Travel to the UK’s amber list countries will be quarantine-free on return for fully vaccinated Brits “later this summer,” under government plans still being decided.
Transport secretary Grant Shapps said the government is still considering plans and will set out further details on amber list travel in July, delaying what the travel industry had hoped would be an all-clear for summer holidays.
“Thanks to our successful vaccination programme, our intention is that later in the summer UK residents who are fully vaccinated will not have to isolate when travelling from amber list countries,” Shapps said.
Malta, Madeira, the Balearic Islands, and some Caribbean Islands including Barbados were added to the Government’s green list for travel this evening.
The transport secretary confirmed that as of 4am next Wednesday 30 June, people entering the UK from these countries will not have to quarantine.
But the vast majority of popular holiday destinations remain on the “amber list”, meaning that people have to quarantine on their return to the UK.
In the lead up to this evening’s announcement, the travel industry united in its call for the amber list changes to coincide with the UK’s new “freedom day”, 19 July.

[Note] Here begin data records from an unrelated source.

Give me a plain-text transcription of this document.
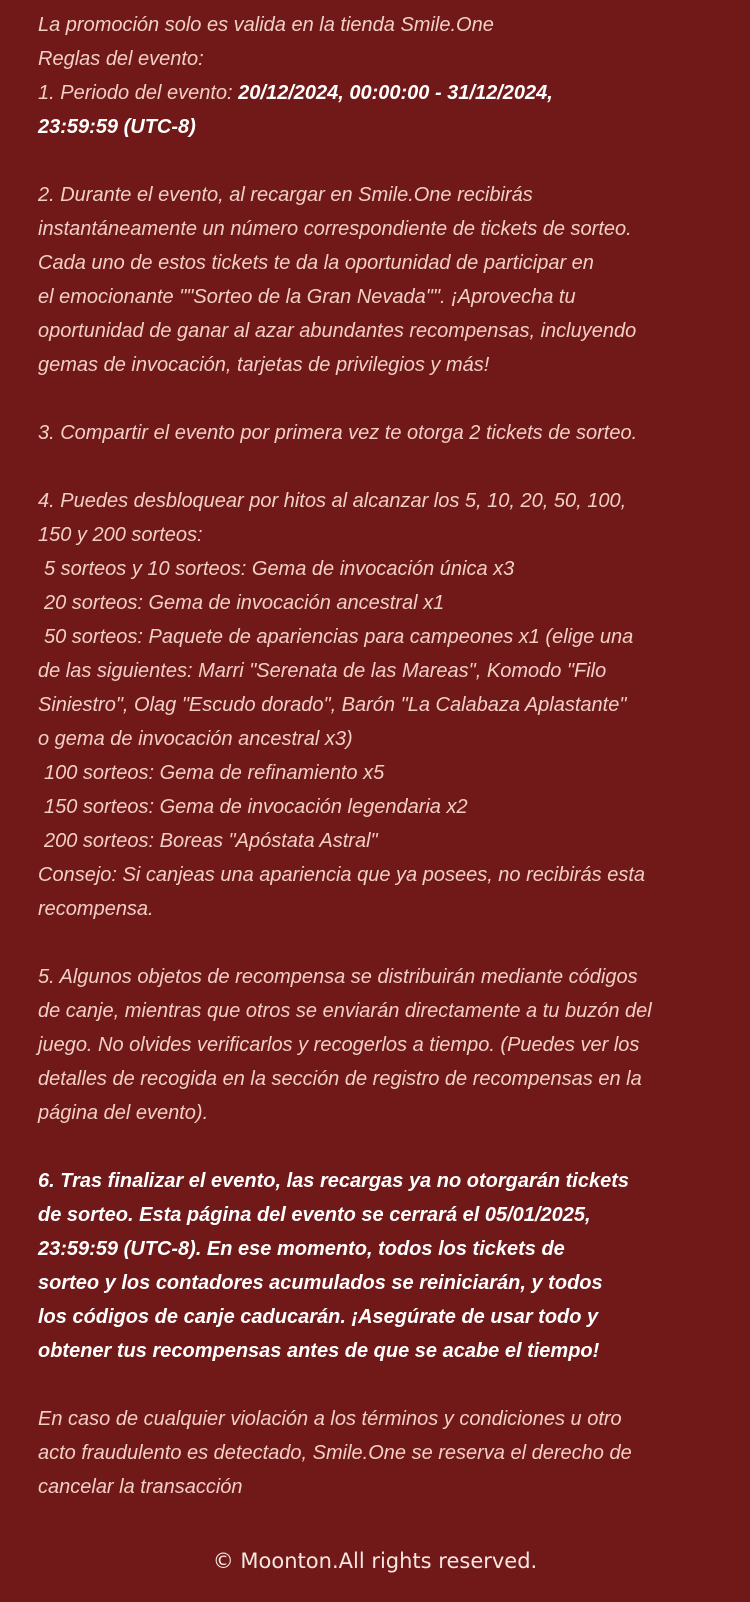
La promoción solo es valida en la tienda Smile.One
Reglas del evento:
1. Periodo del evento: 20/12/2024, 00:00:00 - 31/12/2024,
23:59:59 (UTC-8)
2. Durante el evento, al recargar en Smile.One recibirás
instantáneamente un número correspondiente de tickets de sorteo.
Cada uno de estos tickets te da la oportunidad de participar en
el emocionante ""Sorteo de la Gran Nevada"". ¡Aprovecha tu
oportunidad de ganar al azar abundantes recompensas, incluyendo
gemas de invocación, tarjetas de privilegios y más!
3. Compartir el evento por primera vez te otorga 2 tickets de sorteo.
4. Puedes desbloquear por hitos al alcanzar los 5, 10, 20, 50, 100,
150 y 200 sorteos:
5 sorteos y 10 sorteos: Gema de invocación única x3
20 sorteos: Gema de invocación ancestral x1
50 sorteos: Paquete de apariencias para campeones x1 (elige una
de las siguientes: Marri "Serenata de las Mareas", Komodo "Filo
Siniestro", Olag "Escudo dorado", Barón "La Calabaza Aplastante"
o gema de invocación ancestral x3)
100 sorteos: Gema de refinamiento x5
150 sorteos: Gema de invocación legendaria x2
200 sorteos: Boreas "Apóstata Astral"
Consejo: Si canjeas una apariencia que ya posees, no recibirás esta
recompensa.
5. Algunos objetos de recompensa se distribuirán mediante códigos
de canje, mientras que otros se enviarán directamente a tu buzón del
juego. No olvides verificarlos y recogerlos a tiempo. (Puedes ver los
detalles de recogida en la sección de registro de recompensas en la
página del evento).
6. Tras finalizar el evento, las recargas ya no otorgarán tickets
de sorteo. Esta página del evento se cerrará el 05/01/2025,
23:59:59 (UTC-8). En ese momento, todos los tickets de
sorteo y los contadores acumulados se reiniciarán, y todos
los códigos de canje caducarán. ¡Asegúrate de usar todo y
obtener tus recompensas antes de que se acabe el tiempo!
En caso de cualquier violación a los términos y condiciones u otro
acto fraudulento es detectado, Smile.One se reserva el derecho de
cancelar la transacción
© Moonton.All rights reserved.
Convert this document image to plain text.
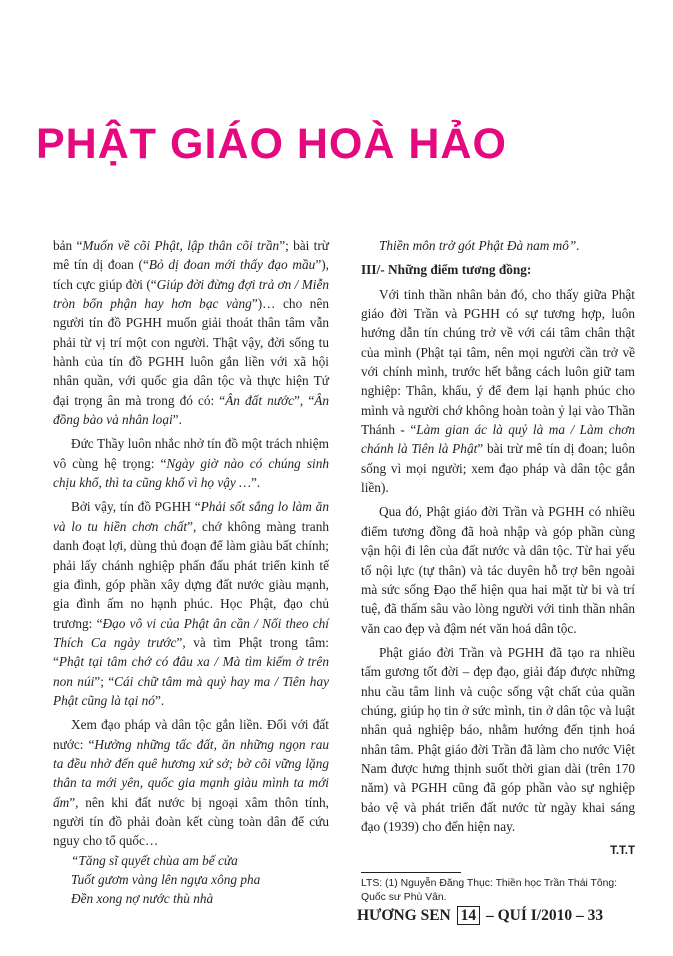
PHẬT GIÁO HOÀ HẢO

bản “Muốn về cõi Phật, lập thân cõi trần”; bài trừ mê tín dị đoan (“Bỏ dị đoan mới thấy đạo mầu”), tích cực giúp đời (“Giúp đời đừng đợi trả ơn / Miễn tròn bổn phận hay hơn bạc vàng”)… cho nên người tín đồ PGHH muốn giải thoát thân tâm vẫn phải từ vị trí một con người. Thật vậy, đời sống tu hành của tín đồ PGHH luôn gắn liền với xã hội nhân quần, với quốc gia dân tộc và thực hiện Tứ đại trọng ân mà trong đó có: “Ân đất nước”, “Ân đồng bào và nhân loại”.

Đức Thầy luôn nhắc nhở tín đồ một trách nhiệm vô cùng hệ trọng: “Ngày giờ nào có chúng sinh chịu khổ, thì ta cũng khổ vì họ vậy …”.

Bởi vậy, tín đồ PGHH “Phải sốt sắng lo làm ăn và lo tu hiền chơn chất”, chớ không màng tranh danh đoạt lợi, dùng thủ đoạn để làm giàu bất chính; phải lấy chánh nghiệp phấn đấu phát triển kinh tế gia đình, góp phần xây dựng đất nước giàu mạnh, gia đình ấm no hạnh phúc. Học Phật, đạo chủ trương: “Đạo vô vi của Phật ân cần / Nối theo chí Thích Ca ngày trước”, và tìm Phật trong tâm: “Phật tại tâm chớ có đâu xa / Mà tìm kiếm ở trên non núi”; “Cái chữ tâm mà quỷ hay ma / Tiên hay Phật cũng là tại nó”.

Xem đạo pháp và dân tộc gắn liền. Đối với đất nước: “Hưởng những tấc đất, ăn những ngọn rau ta đều nhờ đến quê hương xứ sở; bờ cõi vững lặng thân ta mới yên, quốc gia mạnh giàu mình ta mới ấm”, nên khi đất nước bị ngoại xâm thôn tính, người tín đồ phải đoàn kết cùng toàn dân để cứu nguy cho tổ quốc…

“Tăng sĩ quyết chùa am bế cửa

Tuốt gươm vàng lên ngựa xông pha

Đền xong nợ nước thù nhà

Thiền môn trở gót Phật Đà nam mô”.

III/- Những điểm tương đồng:

Với tinh thần nhân bản đó, cho thấy giữa Phật giáo đời Trần và PGHH có sự tương hợp, luôn hướng dẫn tín chúng trở về với cái tâm chân thật của mình (Phật tại tâm, nên mọi người cần trở về với chính mình, trước hết bằng cách luôn giữ tam nghiệp: Thân, khẩu, ý để đem lại hạnh phúc cho mình và người chớ không hoàn toàn ỷ lại vào Thần Thánh - “Làm gian ác là quỷ là ma / Làm chơn chánh là Tiên là Phật” bài trừ mê tín dị đoan; luôn sống vì mọi người; xem đạo pháp và dân tộc gắn liền).

Qua đó, Phật giáo đời Trần và PGHH có nhiều điểm tương đồng đã hoà nhập và góp phần cùng vận hội đi lên của đất nước và dân tộc. Từ hai yếu tố nội lực (tự thân) và tác duyên hỗ trợ bên ngoài mà sức sống Đạo thể hiện qua hai mặt từ bi và trí tuệ, đã thấm sâu vào lòng người với tinh thần nhân văn cao đẹp và đậm nét văn hoá dân tộc.

Phật giáo đời Trần và PGHH đã tạo ra nhiều tấm gương tốt đời – đẹp đạo, giải đáp được những nhu cầu tâm linh và cuộc sống vật chất của quần chúng, giúp họ tin ở sức mình, tin ở dân tộc và luật nhân quả nghiệp báo, nhằm hướng đến tịnh hoá nhân tâm. Phật giáo đời Trần đã làm cho nước Việt Nam được hưng thịnh suốt thời gian dài (trên 170 năm) và PGHH cũng đã góp phần vào sự nghiệp bảo vệ và phát triển đất nước từ ngày khai sáng đạo (1939) cho đến hiện nay.

T.T.T

LTS: (1) Nguyễn Đăng Thục: Thiền học Trần Thái Tông: Quốc sư Phù Vân.

HƯƠNG SEN 14 – QUÍ I/2010 – 33
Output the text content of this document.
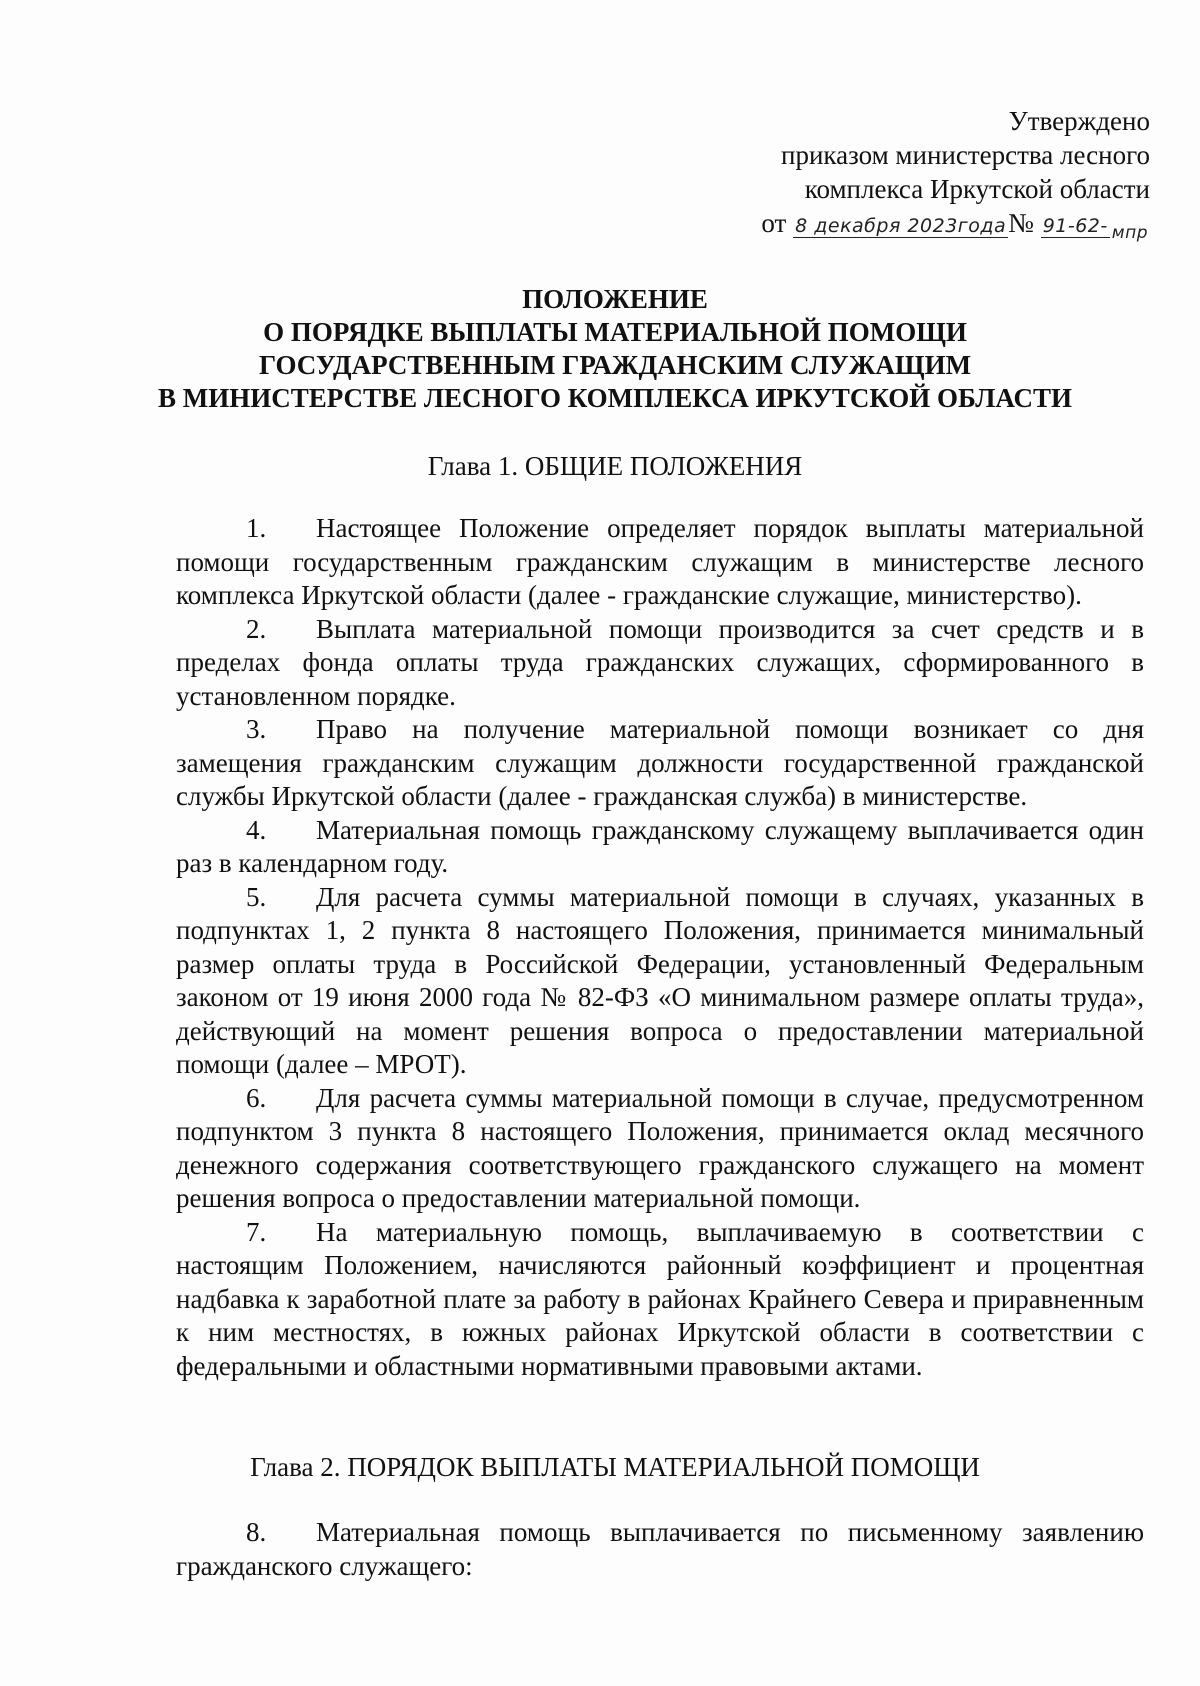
Утверждено
приказом министерства лесного
комплекса Иркутской области
от 8 декабря 2023года№ 91-62- $_{мпр}$
ПОЛОЖЕНИЕ
О ПОРЯДКЕ ВЫПЛАТЫ МАТЕРИАЛЬНОЙ ПОМОЩИ
ГОСУДАРСТВЕННЫМ ГРАЖДАНСКИМ СЛУЖАЩИМ
В МИНИСТЕРСТВЕ ЛЕСНОГО КОМПЛЕКСА ИРКУТСКОЙ ОБЛАСТИ
Глава 1. ОБЩИЕ ПОЛОЖЕНИЯ

1. Настоящее Положение определяет порядок выплаты материальной помощи государственным гражданским служащим в министерстве лесного комплекса Иркутской области (далее - гражданские служащие, министерство).

2. Выплата материальной помощи производится за счет средств и в пределах фонда оплаты труда гражданских служащих, сформированного в установленном порядке.

3. Право на получение материальной помощи возникает со дня замещения гражданским служащим должности государственной гражданской службы Иркутской области (далее - гражданская служба) в министерстве.

4. Материальная помощь гражданскому служащему выплачивается один раз в календарном году.

5. Для расчета суммы материальной помощи в случаях, указанных в подпунктах 1, 2 пункта 8 настоящего Положения, принимается минимальный размер оплаты труда в Российской Федерации, установленный Федеральным законом от 19 июня 2000 года № 82-ФЗ «О минимальном размере оплаты труда», действующий на момент решения вопроса о предоставлении материальной помощи (далее – МРОТ).

6. Для расчета суммы материальной помощи в случае, предусмотренном подпунктом 3 пункта 8 настоящего Положения, принимается оклад месячного денежного содержания соответствующего гражданского служащего на момент решения вопроса о предоставлении материальной помощи.

7. На материальную помощь, выплачиваемую в соответствии с настоящим Положением, начисляются районный коэффициент и процентная надбавка к заработной плате за работу в районах Крайнего Севера и приравненным к ним местностях, в южных районах Иркутской области в соответствии с федеральными и областными нормативными правовыми актами.

Глава 2. ПОРЯДОК ВЫПЛАТЫ МАТЕРИАЛЬНОЙ ПОМОЩИ

8. Материальная помощь выплачивается по письменному заявлению гражданского служащего:
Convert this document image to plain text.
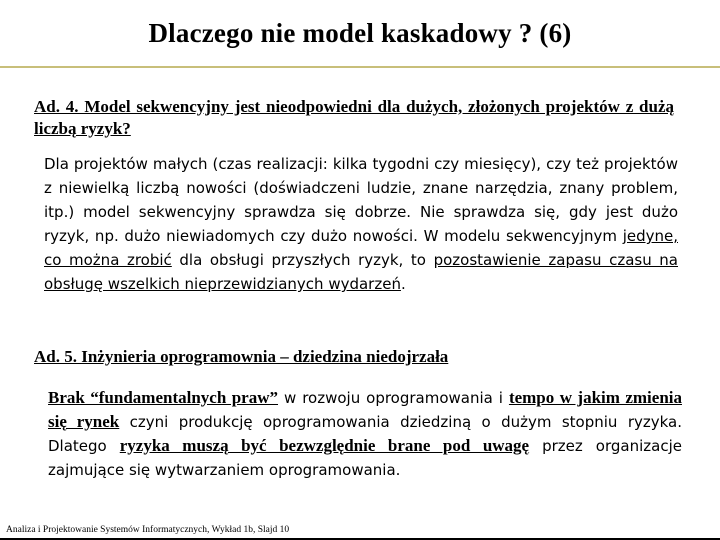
Dlaczego nie model kaskadowy ? (6)
Ad. 4. Model sekwencyjny jest nieodpowiedni dla dużych, złożonych projektów z dużą liczbą ryzyk?
Dla projektów małych (czas realizacji: kilka tygodni czy miesięcy), czy też projektów z niewielką liczbą nowości (doświadczeni ludzie, znane narzędzia, znany problem, itp.) model sekwencyjny sprawdza się dobrze. Nie sprawdza się, gdy jest dużo ryzyk, np. dużo niewiadomych czy dużo nowości. W modelu sekwencyjnym jedyne, co można zrobić dla obsługi przyszłych ryzyk, to pozostawienie zapasu czasu na obsługę wszelkich nieprzewidzianych wydarzeń.
Ad. 5. Inżynieria oprogramownia – dziedzina niedojrzała
Brak “fundamentalnych praw” w rozwoju oprogramowania i tempo w jakim zmienia się rynek czyni produkcję oprogramowania dziedziną o dużym stopniu ryzyka. Dlatego ryzyka muszą być bezwzględnie brane pod uwagę przez organizacje zajmujące się wytwarzaniem oprogramowania.
Analiza i Projektowanie Systemów Informatycznych, Wykład 1b, Slajd 10
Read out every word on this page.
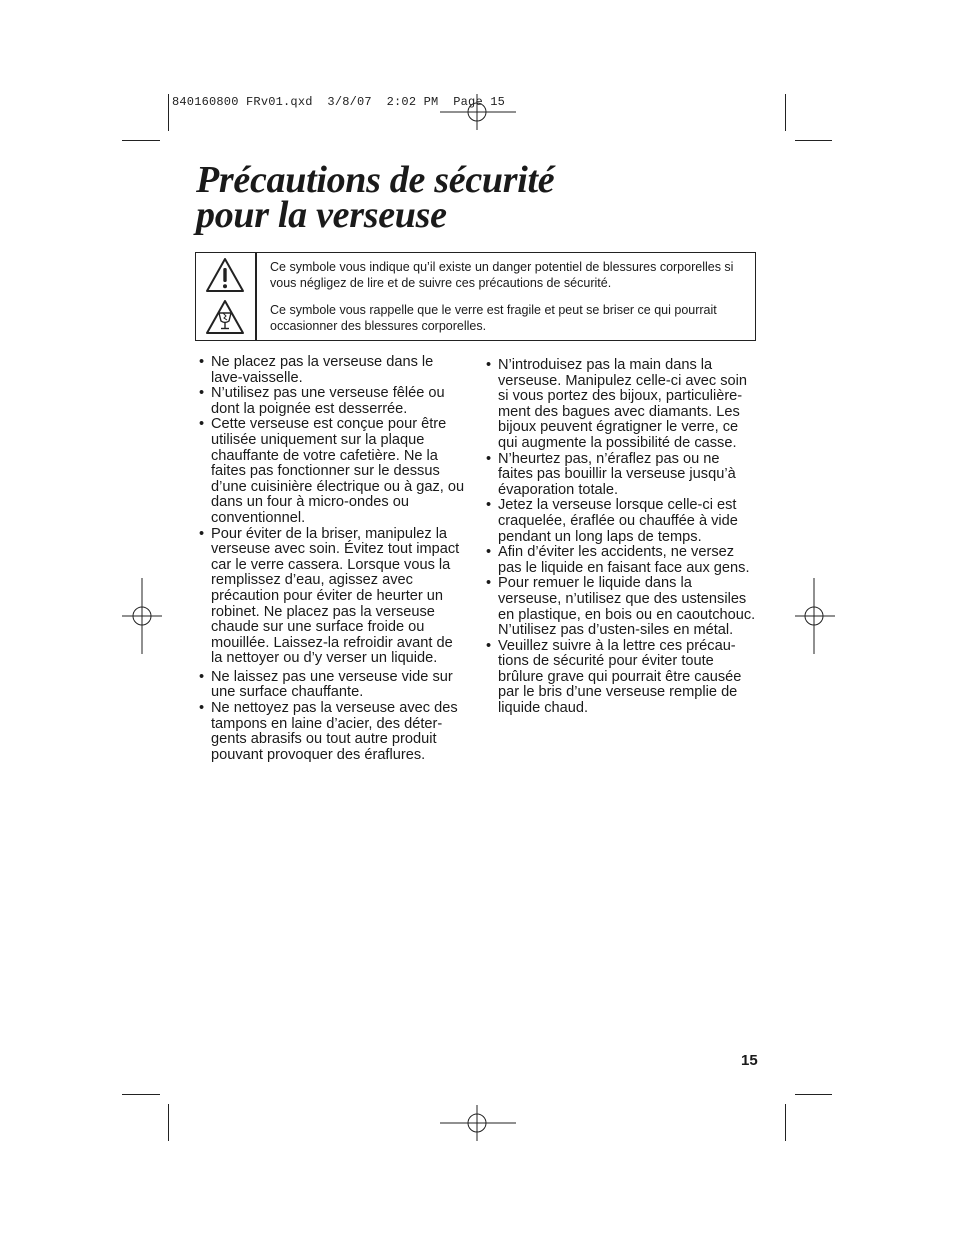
840160800 FRv01.qxd  3/8/07  2:02 PM  Page 15
Précautions de sécurité
pour la verseuse
Ce symbole vous indique qu’il existe un danger potentiel de blessures corporelles si vous négligez de lire et de suivre ces précautions de sécurité.
Ce symbole vous rappelle que le verre est fragile et peut se briser ce qui pourrait occasionner des blessures corporelles.
• Ne placez pas la verseuse dans le lave-vaisselle.
• N’utilisez pas une verseuse fêlée ou dont la poignée est desserrée.
• Cette verseuse est conçue pour être utilisée uniquement sur la plaque chauffante de votre cafetière. Ne la faites pas fonctionner sur le dessus d’une cuisinière électrique ou à gaz, ou dans un four à micro-ondes ou conventionnel.
• Pour éviter de la briser, manipulez la verseuse avec soin. Évitez tout impact car le verre cassera. Lorsque vous la remplissez d’eau, agissez avec précaution pour éviter de heurter un robinet. Ne placez pas la verseuse chaude sur une surface froide ou mouillée. Laissez-la refroidir avant de la nettoyer ou d’y verser un liquide.
• Ne laissez pas une verseuse vide sur une surface chauffante.
• Ne nettoyez pas la verseuse avec des tampons en laine d’acier, des déter-gents abrasifs ou tout autre produit pouvant provoquer des éraflures.
• N’introduisez pas la main dans la verseuse. Manipulez celle-ci avec soin si vous portez des bijoux, particulière-ment des bagues avec diamants. Les bijoux peuvent égratigner le verre, ce qui augmente la possibilité de casse.
• N’heurtez pas, n’éraflez pas ou ne faites pas bouillir la verseuse jusqu’à évaporation totale.
• Jetez la verseuse lorsque celle-ci est craquelée, éraflée ou chauffée à vide pendant un long laps de temps.
• Afin d’éviter les accidents, ne versez pas le liquide en faisant face aux gens.
• Pour remuer le liquide dans la verseuse, n’utilisez que des ustensiles en plastique, en bois ou en caoutchouc. N’utilisez pas d’usten-siles en métal.
• Veuillez suivre à la lettre ces précau-tions de sécurité pour éviter toute brûlure grave qui pourrait être causée par le bris d’une verseuse remplie de liquide chaud.
15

Heathrow CEO John Holland-Kaye said: “It is very positive news that ministers are following the science and that fully vaccinated people will be able to travel safely without quarantine later this summer.”
He added that the airport would work with the Government to make the amber list changes happen as soon as possible.
But others in the travel industry slammed the government’s “overly cautious approach.”
Shai Weiss, chief executive of Virgin Atlantic, said the government’s announcement of an expanded travel green list “fails to go far enough”, and that £23m in economic value is restricted each day while the US remains on the amber list.
“The UK has already fallen behind the EU’s reopening and a continued overly cautious approach will further impact economic recovery and the 500,000 UK jobs that are at stake,” Weiss added.
Airport Operators Association chief executive Karen Dee also urged the government to implement the amber list plans as soon as possible “to save what remains of the summer season.”
“Any extension of the green list is welcome, however small, but we also have to be realistic: this is not yet the meaningful restart the aviation industry needs to be able to recover from the pandemic,” she said.
In the lead up to the government announcement, travel insurance provider AllClear published new research that showed six times more Brits would now feel safe going abroad for a beach holiday than this time last year.
Despite this pent-up demand, they also found that people are taking travel precautions seriously: almost half of British adults would pick a destination based on its safety in terms of Covid-19, and 47 per cent would now consider the risk of the country going back into lockdown.
“The traffic light system needs to be replaced by an industry-wide move to make safety the number one consideration for the future of travel,” CEO of AllClear Chris Rolland said.
Even if the rules are relaxed by the UK government, British holidaymakers could face yet another obstacle: German Chancellor Angela Merkel has called on EU countries to force all UK travellers to quarantine on arrival, amid fears over the Delta Covid-19 variant.
French president Emmanuel Macron has joined Merkel’s push to keep the Delta variant out, and said it was necessary for all of Europe to be “vigilant”.
27 EU leaders have agreed a statement at a summit in Brussels that echoed this sentiment, saying the EU would be “vigilant and coordinated” in its response to the spread of new variants.